Но как только эта полоса сравнительного сознания у него проходила, он
тотчас же впадал в состояние полного младенчества. Тогда они как бы ме-
нялись с Данилой ролями: Данила выполнял по производству зажигалок самую
ответственную работу, а Афанасий делал только то, самое несложное, что
давал ему Данила. Но, конечно, это была уже не работа, а мука и для от-
ца, и для сына. Ночами он вел себя еще более беспокойно. Вообразив медь
великой драгоценностью, он, один, среди спящего дома, носился с нею из
угла в угол, и по квартире, и по двору, перепрятывал ее с места на мес-
то, подглядывал, не следят ли за ним налетчики, чтоб убить его и отнять
у него столь дорогое и нужное для всех сокровище. Или когда среди ночи
вдруг вставала над крышей соседнего сарая медно-желтая с легкой прозе-
ленью луна, безумец приходил в страшное волнение. Он становился на пол
на колени, прятал лицо от луны за край подоконника и жадно горящими гла-
зами в продолжение долгих часов следил за медленным движением в небесном
просторе ночного светила с таким возбуждающим медно-зеленым металличес-
ким отблеском. Стоило луне или месяцу скрыться за соседним сараем, как
Афанасий начинал метаться по комнате, задыхаться, стонать, потом он рвал
все дверные запоры и выбегал на улицу, чтобы итти и итти за околдовавшей
его луной.
И как за ним ни следили, и как его ни запирали на десятки замков, он
все-таки ухитрялся вырываться из дому и отправлялся на поиски меди. Днем
он ходил по людным улицам, выслеживал человека, который закуривал папи-
росу о зажигалку, внезапно нападал на него, валил на землю и отнимал у
него зажигалку.
- Караул! - кричал испуганный хозяин зажигалки. - Держите его, держи-
те!
Афанасия хватали.
- Это моя зажигалка, он ее у меня украл! - говорил он и зажигалки не
отдавал.
Собирался народ, его вели в милицию, там с трудом разжимали его руку
с зажатой в ней зажигалкой, и, продержав несколько дней, выпускали.
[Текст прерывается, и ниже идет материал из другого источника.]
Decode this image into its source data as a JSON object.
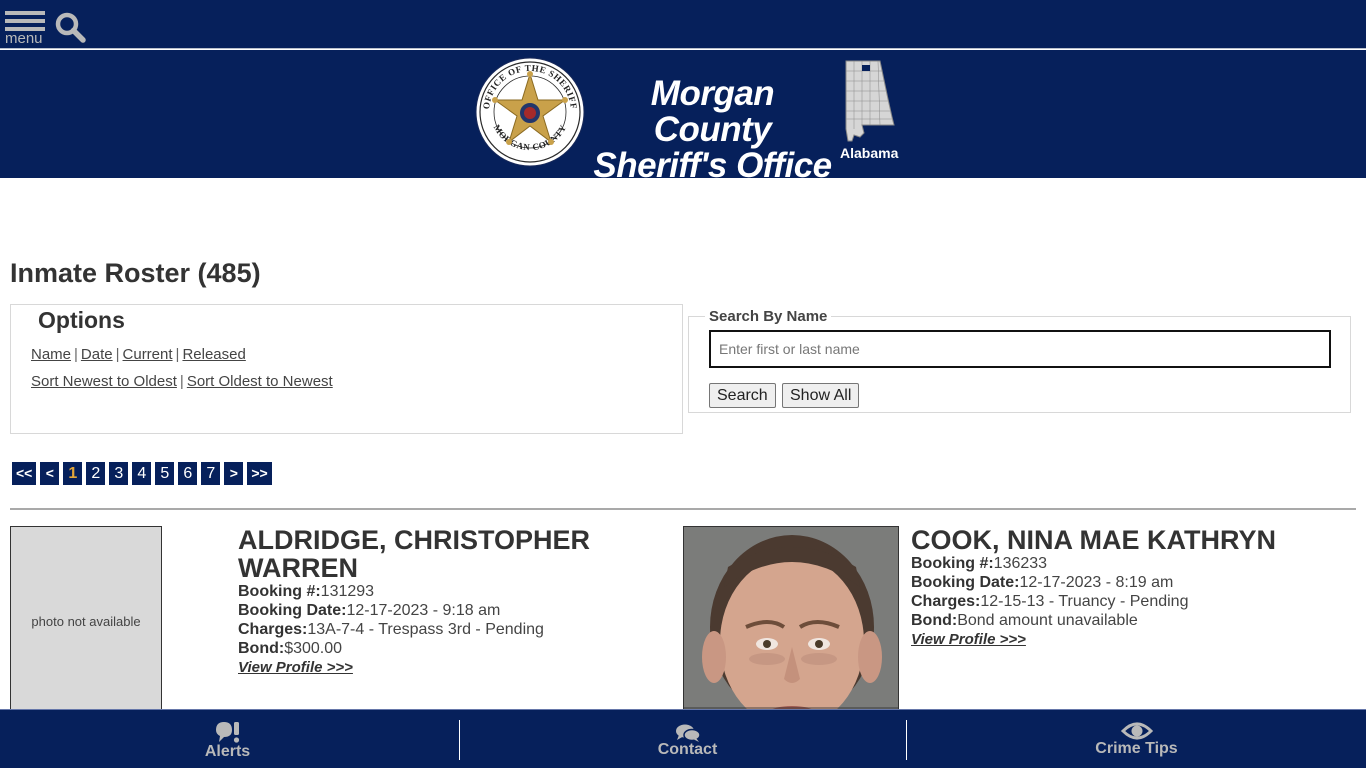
{
  "topbar": {
    "menu_label": "menu",
    "menu_icon": "hamburger-icon",
    "search_icon": "search-icon"
  },
  "header": {
    "title_line1": "Morgan County",
    "title_line2": "Sheriff's Office",
    "state_label": "Alabama",
    "seal_text_top": "OFFICE OF THE SHERIFF",
    "seal_text_bottom": "MORGAN COUNTY",
    "badge_text": "SHERIFF",
    "brand_color": "#06205b"
  },
  "page": {
    "title": "Inmate Roster (485)"
  },
  "options": {
    "legend": "Options",
    "filters": [
      "Name",
      "Date",
      "Current",
      "Released"
    ],
    "sorts": [
      "Sort Newest to Oldest",
      "Sort Oldest to Newest"
    ],
    "separator": "|"
  },
  "search": {
    "legend": "Search By Name",
    "placeholder": "Enter first or last name",
    "value": "",
    "search_button": "Search",
    "show_all_button": "Show All"
  },
  "pagination": {
    "first": "<<",
    "prev": "<",
    "pages": [
      "1",
      "2",
      "3",
      "4",
      "5",
      "6",
      "7"
    ],
    "current": "1",
    "next": ">",
    "last": ">>",
    "current_color": "#e3a63a"
  },
  "inmates": [
    {
      "name": "ALDRIDGE, CHRISTOPHER WARREN",
      "photo_text": "photo not available",
      "booking_label": "Booking #:",
      "booking_number": "131293",
      "booking_date_label": "Booking Date:",
      "booking_date": "12-17-2023 - 9:18 am",
      "charges_label": "Charges:",
      "charges": "13A-7-4 - Trespass 3rd - Pending",
      "bond_label": "Bond:",
      "bond": "$300.00",
      "view_link": "View Profile >>>"
    },
    {
      "name": "COOK, NINA MAE KATHRYN",
      "photo_text": "",
      "booking_label": "Booking #:",
      "booking_number": "136233",
      "booking_date_label": "Booking Date:",
      "booking_date": "12-17-2023 - 8:19 am",
      "charges_label": "Charges:",
      "charges": "12-15-13 - Truancy - Pending",
      "bond_label": "Bond:",
      "bond": "Bond amount unavailable",
      "view_link": "View Profile >>>"
    }
  ],
  "bottom_nav": [
    {
      "label": "Alerts",
      "icon": "alert-bubble-icon"
    },
    {
      "label": "Contact",
      "icon": "chat-bubbles-icon"
    },
    {
      "label": "Crime Tips",
      "icon": "eye-icon"
    }
  ]
}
Придя домой, Афанасий, вместо того, чтобы отдохнуть, брал лопату и
принимался рыть землю во дворе, в одном месте, другом, везде. Сбегалась
семья, поднимала на Афанасия крик, что он испортил весь двор, пыталась
отнять у него лопату. Афанасий оказывал сопротивление и упорно твердил,
что в земле у него запрятаны зажигалки.
Он и на самом деле имел обыкновение уворовывать целые зажигалки или
их части у Данилы и прятать их во всех потайных местах.
Потом он повадился выпрашивать зажигалки у прохожих или специально
для этого ходил по дворам. Позвонит в парадную дверь, ему отворят.
- Что вам?
- Дайте зажигалку.
- Что-о?..
- Зажигалку.
Одни с громом захлопывали перед ним дверь, другие, принимая его за
нищего, выносили ему кусочек хлеба, третьи думали, что чудак просит за-
курить.
- На, - выносили они ему зажигалку и ждали.
Афанасий совал зажигалку в карман и делал попытку скрыться.
- Воры! - кричал он, когда у него отнимали чужую зажигалку. - Воры! -
кричал он и на народ, обыкновенно сбегающийся на такие скандалы в очень
большом числе. - Кто такого, как я, обидит, тот пропадет!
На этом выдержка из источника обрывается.